Reflections on Haematology and Transplant Care: A Personal Journey from Kerala to the U.S.

Reflections on Haematology and Transplant Care: A Personal Journey from Kerala to the U.S.

Reflections on Haematology and Transplant Care: A Personal Journey from Kerala to the U.S.

Dr Kapil Meleveedu

As someone who began his medical journey in Kerala and now leads a haematology and blood and marrow transplant (BMT) and cell therapy programme in the United States, I’ve had the unique privilege of experiencing two very different models of cancer care. This personal and professional journey has shaped my perspective on how we approach haematologic malignancies and transplantation across global health systems.

In Kerala, I started my clinical career at the grassroots level—serving as a medical officer in primary health centres and later working in palliative medicine at the Institute of Palliative Medicine in Calicut. There, I saw firsthand how community-led, resource-conscious initiatives could deliver deeply compassionate care. We provided symptom management, end-of-life support, and home-based palliative services, often under significant resource constraints. Despite limitations in advanced therapies, what stood out was the strength of community engagement and the emphasis on dignity and comfort—something that continues to influence my approach to care even today.

Transitioning to the U.S., I trained and now practise in an environment equipped with cutting-edge technology and and specialised care pathways. As Director of the Blood and Marrow Transplant & Cellular Therapy Programme and Head of Malignant Haematology at the University of Connecticut Health Centre (UCONN), I now have access to advanced therapies like cell therapy, bispecific antibodies, novel targeted agents, and precision medicine approaches. The infrastructure supports robust clinical trials, data-driven decision-making, and highly individualised patient care. But even in such a highly developed system, I am reminded constantly that access is not equal, and financial toxicity remains a major concern for many patients. In my physician entrepreneur role of building a transplant and cell therapy centre at UCONN has furthermore assisted in deeper understanding about the business and administrative challenges of healthcare delivery within the US.

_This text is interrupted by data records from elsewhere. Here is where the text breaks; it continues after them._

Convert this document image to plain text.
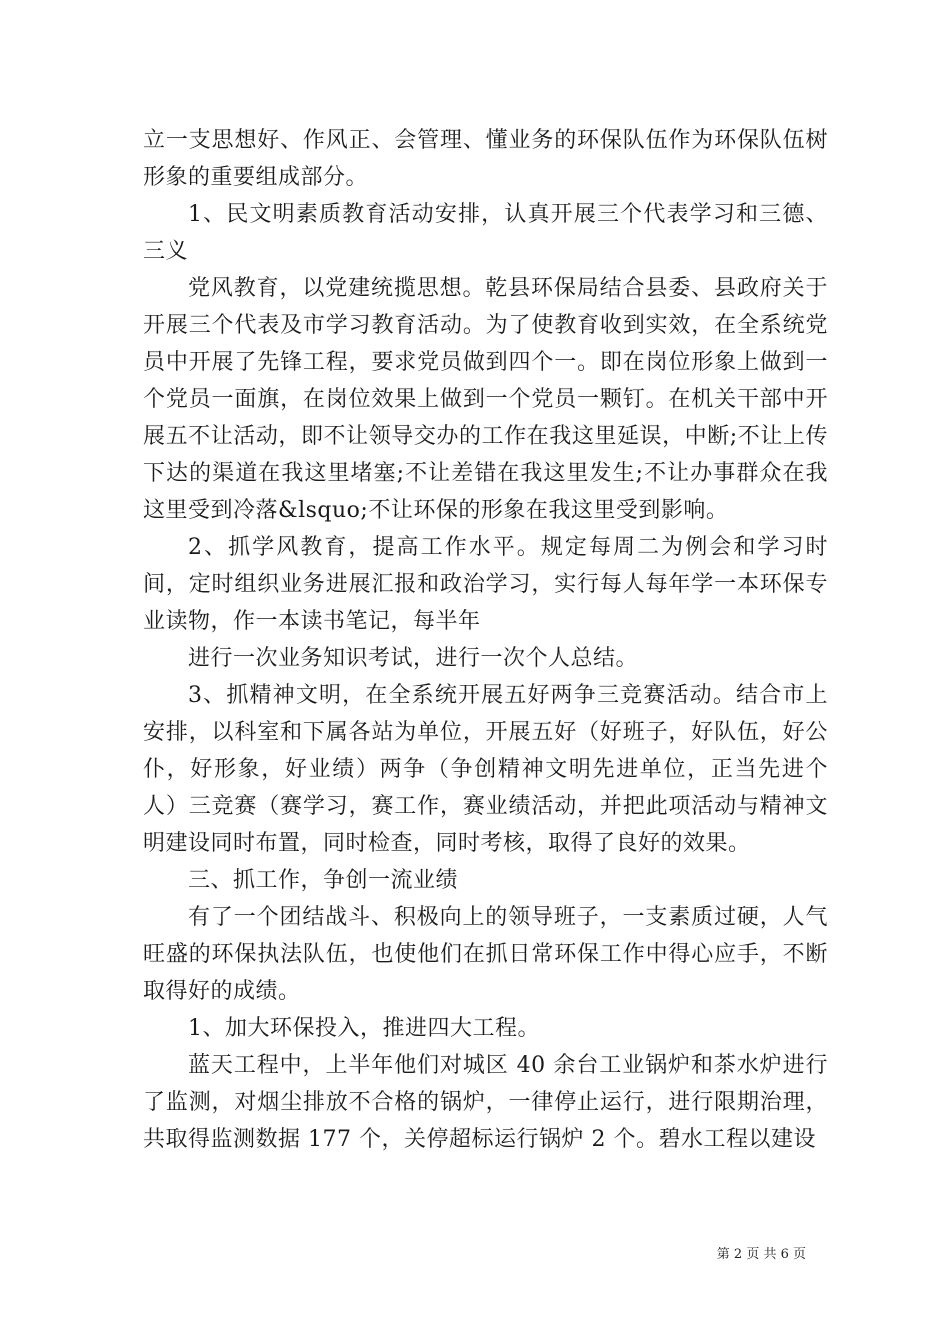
立一支思想好、作风正、会管理、懂业务的环保队伍作为环保队伍树形象的重要组成部分。

1、民文明素质教育活动安排，认真开展三个代表学习和三德、三义

党风教育，以党建统揽思想。乾县环保局结合县委、县政府关于开展三个代表及市学习教育活动。为了使教育收到实效，在全系统党员中开展了先锋工程，要求党员做到四个一。即在岗位形象上做到一个党员一面旗，在岗位效果上做到一个党员一颗钉。在机关干部中开展五不让活动，即不让领导交办的工作在我这里延误，中断;不让上传下达的渠道在我这里堵塞;不让差错在我这里发生;不让办事群众在我这里受到冷落&lsquo;不让环保的形象在我这里受到影响。

2、抓学风教育，提高工作水平。规定每周二为例会和学习时间，定时组织业务进展汇报和政治学习，实行每人每年学一本环保专业读物，作一本读书笔记，每半年

进行一次业务知识考试，进行一次个人总结。

3、抓精神文明，在全系统开展五好两争三竞赛活动。结合市上安排，以科室和下属各站为单位，开展五好（好班子，好队伍，好公仆，好形象，好业绩）两争（争创精神文明先进单位，正当先进个人）三竞赛（赛学习，赛工作，赛业绩活动，并把此项活动与精神文明建设同时布置，同时检查，同时考核，取得了良好的效果。

三、抓工作，争创一流业绩

有了一个团结战斗、积极向上的领导班子，一支素质过硬，人气旺盛的环保执法队伍，也使他们在抓日常环保工作中得心应手，不断取得好的成绩。

1、加大环保投入，推进四大工程。

蓝天工程中，上半年他们对城区 40 余台工业锅炉和茶水炉进行了监测，对烟尘排放不合格的锅炉，一律停止运行，进行限期治理，共取得监测数据 177 个，关停超标运行锅炉 2 个。碧水工程以建设

第 2 页 共 6 页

This contrast between the two systems is striking. In Kerala, care is driven by public health principles and social equity, where even palliative care is integrated into the community. In the U.S., innovation is front and centre—but it often comes at the cost of complexity, high expenses, and disproportionate social access. For haematologic malignancies, early detection and standardised referral pathways are crucial, yet in many regions in India, these remain fragmented. Conversely, in the U.S., patients often arrive at tertiary centres quickly—but the affordability of transplant, cell therapies like CAR-T and gene therapy and post-transplant care can be a barrier to long-term success.

I believe there’s a space for mutual learning. The U.S. can adopt Kerala’s community-driven models of palliative and supportive care, especially for rural or underserved populations. Meanwhile, Kerala can gradually incorporate select innovations in haematology, transplant and cellular therapy—such as standardised transplant eligibility pathways, donor registry collaborations, strengthening clinical trial platforms enabling early access and basic cell therapy platforms—adapted to local needs and cost structures. Financial toxicity of haematology drugs, especially cellular therapies, remains universal and needs innovative solutions.

For me, haematology, transplantation and cellular therapies are not just about complex protocols or advanced labs. They are about holistic care—meeting patients where they are, emotionally and medically. My career on both sides of the globe has taught me that while systems differ, our core mission remains the same: to extend life, relieve suffering, and provide hope.

As we gather at this oncology conclave, I hope we can embrace this dual lens—combining innovation with empathy, and high science with deep humanity. That, I believe, is the future of global cancer care.